The Times quoted the Richmond mayor Lavar Stoney as saying the problem (assuming he meant poverty) isn’t by happenstance.  He is right.  The problem of inner-city poverty in Richmond goes back decades.  However painting a very complex issue with such broad strokes and fingering “the system” as the cause will not be enough to fix the problem.  Nor will it help to spend an inordinate amount of time framing the issue only as the tenant being victimized by the bottom-line, unaffected landlord.  The job of a property manager or landlord is a stressful, often thankless 24-7 engagement which involves dealing with hundreds of tenants at a time – and which involves tending to all of the complaints and grievances from tenants who are not always polite.  Landlords do not profit by evicting tenants, they profit and survive by keeping them.  Logic suggests that they too, want to be involved in the discussion of how to fix the cycle of poverty.
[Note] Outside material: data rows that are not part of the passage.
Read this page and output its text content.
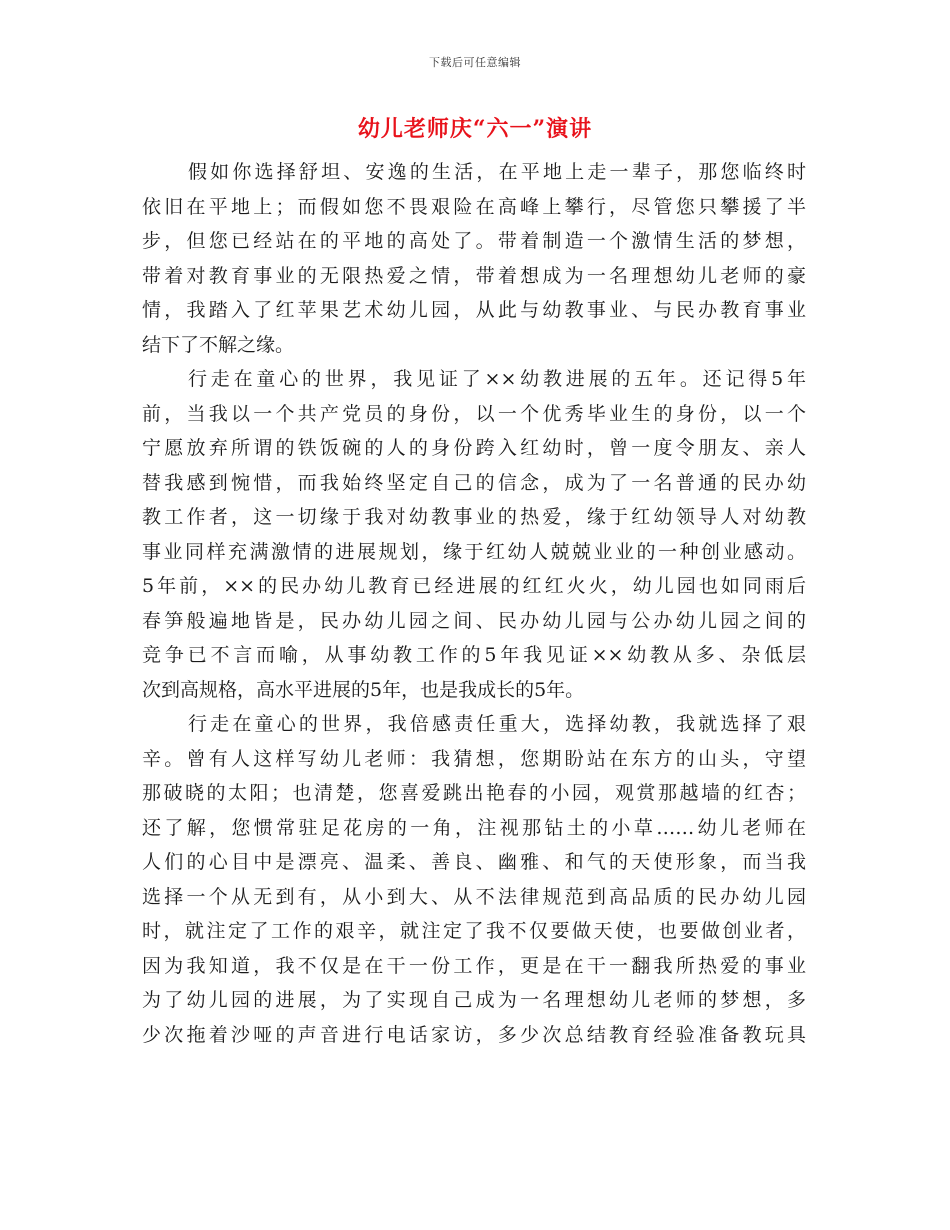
下载后可任意编辑
幼儿老师庆“六一”演讲
假如你选择舒坦、安逸的生活，在平地上走一辈子，那您临终时
依旧在平地上；而假如您不畏艰险在高峰上攀行，尽管您只攀援了半
步，但您已经站在的平地的高处了。带着制造一个激情生活的梦想，
带着对教育事业的无限热爱之情，带着想成为一名理想幼儿老师的豪
情，我踏入了红苹果艺术幼儿园，从此与幼教事业、与民办教育事业
结下了不解之缘。
行走在童心的世界，我见证了××幼教进展的五年。还记得5年
前，当我以一个共产党员的身份，以一个优秀毕业生的身份，以一个
宁愿放弃所谓的铁饭碗的人的身份跨入红幼时，曾一度令朋友、亲人
替我感到惋惜，而我始终坚定自己的信念，成为了一名普通的民办幼
教工作者，这一切缘于我对幼教事业的热爱，缘于红幼领导人对幼教
事业同样充满激情的进展规划，缘于红幼人兢兢业业的一种创业感动。
5年前，××的民办幼儿教育已经进展的红红火火，幼儿园也如同雨后
春笋般遍地皆是，民办幼儿园之间、民办幼儿园与公办幼儿园之间的
竞争已不言而喻，从事幼教工作的5年我见证××幼教从多、杂低层
次到高规格，高水平进展的5年，也是我成长的5年。
行走在童心的世界，我倍感责任重大，选择幼教，我就选择了艰
辛。曾有人这样写幼儿老师：我猜想，您期盼站在东方的山头，守望
那破晓的太阳；也清楚，您喜爱跳出艳春的小园，观赏那越墙的红杏；
还了解，您惯常驻足花房的一角，注视那钻土的小草……幼儿老师在
人们的心目中是漂亮、温柔、善良、幽雅、和气的天使形象，而当我
选择一个从无到有，从小到大、从不法律规范到高品质的民办幼儿园
时，就注定了工作的艰辛，就注定了我不仅要做天使，也要做创业者，
因为我知道，我不仅是在干一份工作，更是在干一翻我所热爱的事业
为了幼儿园的进展，为了实现自己成为一名理想幼儿老师的梦想，多
少次拖着沙哑的声音进行电话家访，多少次总结教育经验准备教玩具
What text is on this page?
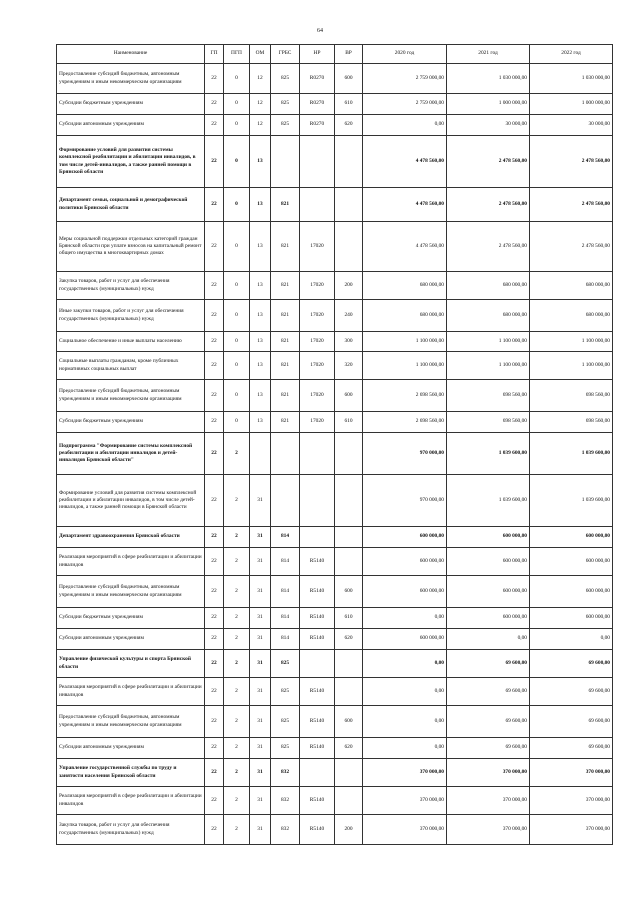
64
Наименование	ГП	ПГП	ОМ	ГРБС	НР	ВР	2020 год	2021 год	2022 год
Предоставление субсидий бюджетным, автономным учреждениям и иным некоммерческим организациям	22	0	12	825	R0270	600	2 759 000,00	1 030 000,00	1 030 000,00
Субсидии бюджетным учреждениям	22	0	12	825	R0270	610	2 759 000,00	1 000 000,00	1 000 000,00
Субсидии автономным учреждениям	22	0	12	825	R0270	620	0,00	30 000,00	30 000,00
Формирование условий для развития системы комплексной реабилитации и абилитации инвалидов, в том числе детей-инвалидов, а также ранней помощи в Брянской области	22	0	13				4 478 560,00	2 478 560,00	2 478 560,00
Департамент семьи, социальной и демографической политики Брянской области	22	0	13	821			4 478 560,00	2 478 560,00	2 478 560,00
Меры социальной поддержки отдельных категорий граждан Брянской области при уплате взносов на капитальный ремонт общего имущества в многоквартирных домах	22	0	13	821	17020		4 478 560,00	2 478 560,00	2 478 560,00
Закупка товаров, работ и услуг для обеспечения государственных (муниципальных) нужд	22	0	13	821	17020	200	680 000,00	680 000,00	680 000,00
Иные закупки товаров, работ и услуг для обеспечения государственных (муниципальных) нужд	22	0	13	821	17020	240	680 000,00	680 000,00	680 000,00
Социальное обеспечение и иные выплаты населению	22	0	13	821	17020	300	1 100 000,00	1 100 000,00	1 100 000,00
Социальные выплаты гражданам, кроме публичных нормативных социальных выплат	22	0	13	821	17020	320	1 100 000,00	1 100 000,00	1 100 000,00
Предоставление субсидий бюджетным, автономным учреждениям и иным некоммерческим организациям	22	0	13	821	17020	600	2 698 560,00	698 560,00	698 560,00
Субсидии бюджетным учреждениям	22	0	13	821	17020	610	2 698 560,00	698 560,00	698 560,00
Подпрограмма "Формирование системы комплексной реабилитации и абилитации инвалидов и детей-инвалидов Брянской области"	22	2					970 000,00	1 039 600,00	1 039 600,00
Формирование условий для развития системы комплексной реабилитации и абилитации инвалидов, в том числе детей-инвалидов, а также ранней помощи в Брянской области	22	2	31				970 000,00	1 039 600,00	1 039 600,00
Департамент здравоохранения Брянской области	22	2	31	814			600 000,00	600 000,00	600 000,00
Реализация мероприятий в сфере реабилитации и абилитации инвалидов	22	2	31	814	R5140		600 000,00	600 000,00	600 000,00
Предоставление субсидий бюджетным, автономным учреждениям и иным некоммерческим организациям	22	2	31	814	R5140	600	600 000,00	600 000,00	600 000,00
Субсидии бюджетным учреждениям	22	2	31	814	R5140	610	0,00	600 000,00	600 000,00
Субсидии автономным учреждениям	22	2	31	814	R5140	620	600 000,00	0,00	0,00
Управление физической культуры и спорта Брянской области	22	2	31	825			0,00	69 600,00	69 600,00
Реализация мероприятий в сфере реабилитации и абилитации инвалидов	22	2	31	825	R5140		0,00	69 600,00	69 600,00
Предоставление субсидий бюджетным, автономным учреждениям и иным некоммерческим организациям	22	2	31	825	R5140	600	0,00	69 600,00	69 600,00
Субсидии автономным учреждениям	22	2	31	825	R5140	620	0,00	69 600,00	69 600,00
Управление государственной службы по труду и занятости населения Брянской области	22	2	31	832			370 000,00	370 000,00	370 000,00
Реализация мероприятий в сфере реабилитации и абилитации инвалидов	22	2	31	832	R5140		370 000,00	370 000,00	370 000,00
Закупка товаров, работ и услуг для обеспечения государственных (муниципальных) нужд	22	2	31	832	R5140	200	370 000,00	370 000,00	370 000,00
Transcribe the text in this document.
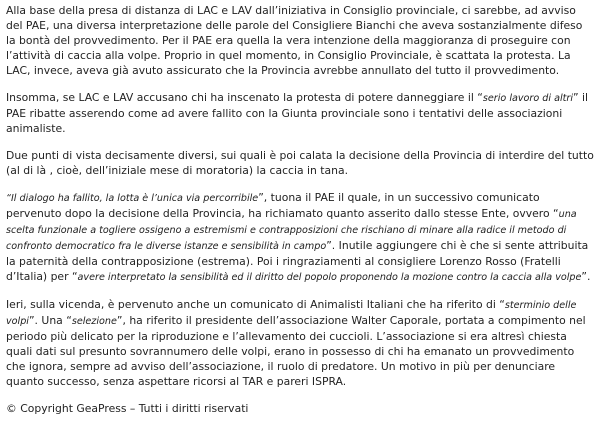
Alla base della presa di distanza di LAC e LAV dall’iniziativa in Consiglio provinciale, ci sarebbe, ad avviso del PAE, una diversa interpretazione delle parole del Consigliere Bianchi che aveva sostanzialmente difeso la bontà del provvedimento. Per il PAE era quella la vera intenzione della maggioranza di proseguire con l’attività di caccia alla volpe. Proprio in quel momento, in Consiglio Provinciale, è scattata la protesta. La LAC, invece, aveva già avuto assicurato che la Provincia avrebbe annullato del tutto il provvedimento.

Insomma, se LAC e LAV accusano chi ha inscenato la protesta di potere danneggiare il “serio lavoro di altri” il PAE ribatte asserendo come ad avere fallito con la Giunta provinciale sono i tentativi delle associazioni animaliste.

Due punti di vista decisamente diversi, sui quali è poi calata la decisione della Provincia di interdire del tutto (al di là , cioè, dell’iniziale mese di moratoria) la caccia in tana.

“Il dialogo ha fallito, la lotta è l’unica via percorribile”, tuona il PAE il quale, in un successivo comunicato pervenuto dopo la decisione della Provincia, ha richiamato quanto asserito dallo stesse Ente, ovvero “una scelta funzionale a togliere ossigeno a estremismi e contrapposizioni che rischiano di minare alla radice il metodo di confronto democratico fra le diverse istanze e sensibilità in campo”. Inutile aggiungere chi è che si sente attribuita la paternità della contrapposizione (estrema). Poi i ringraziamenti al consigliere Lorenzo Rosso (Fratelli d’Italia) per “avere interpretato la sensibilità ed il diritto del popolo proponendo la mozione contro la caccia alla volpe”.

Ieri, sulla vicenda, è pervenuto anche un comunicato di Animalisti Italiani che ha riferito di “sterminio delle volpi”. Una “selezione”, ha riferito il presidente dell’associazione Walter Caporale, portata a compimento nel periodo più delicato per la riproduzione e l’allevamento dei cuccioli. L’associazione si era altresì chiesta quali dati sul presunto sovrannumero delle volpi, erano in possesso di chi ha emanato un provvedimento che ignora, sempre ad avviso dell’associazione, il ruolo di predatore. Un motivo in più per denunciare quanto successo, senza aspettare ricorsi al TAR e pareri ISPRA.

© Copyright GeaPress – Tutti i diritti riservati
I’m headed now to purchase Mr. Desmond’s book, “Evicted” to enhance my understanding of the issue.  But as every crisis, every discussion deserves accuracy and a comprehensive treatment of facts, I trust that we will move forward in that light and not in a manner aimed purely at kindling emotions or increasing readership.


[1] The article cites statistics that identifies Richmond as second only to North Charleston, SC in evictions in 2016.

[2] Va. Code Ann. § 55-248.27.

[3] Although the subject in the Times article stated she was not able to state her grievances about the condition of her home, the article did not reveal whether or not she had filed a tenant’s assertion.

[4] See Va. Code Ann. § 55-248.27(D).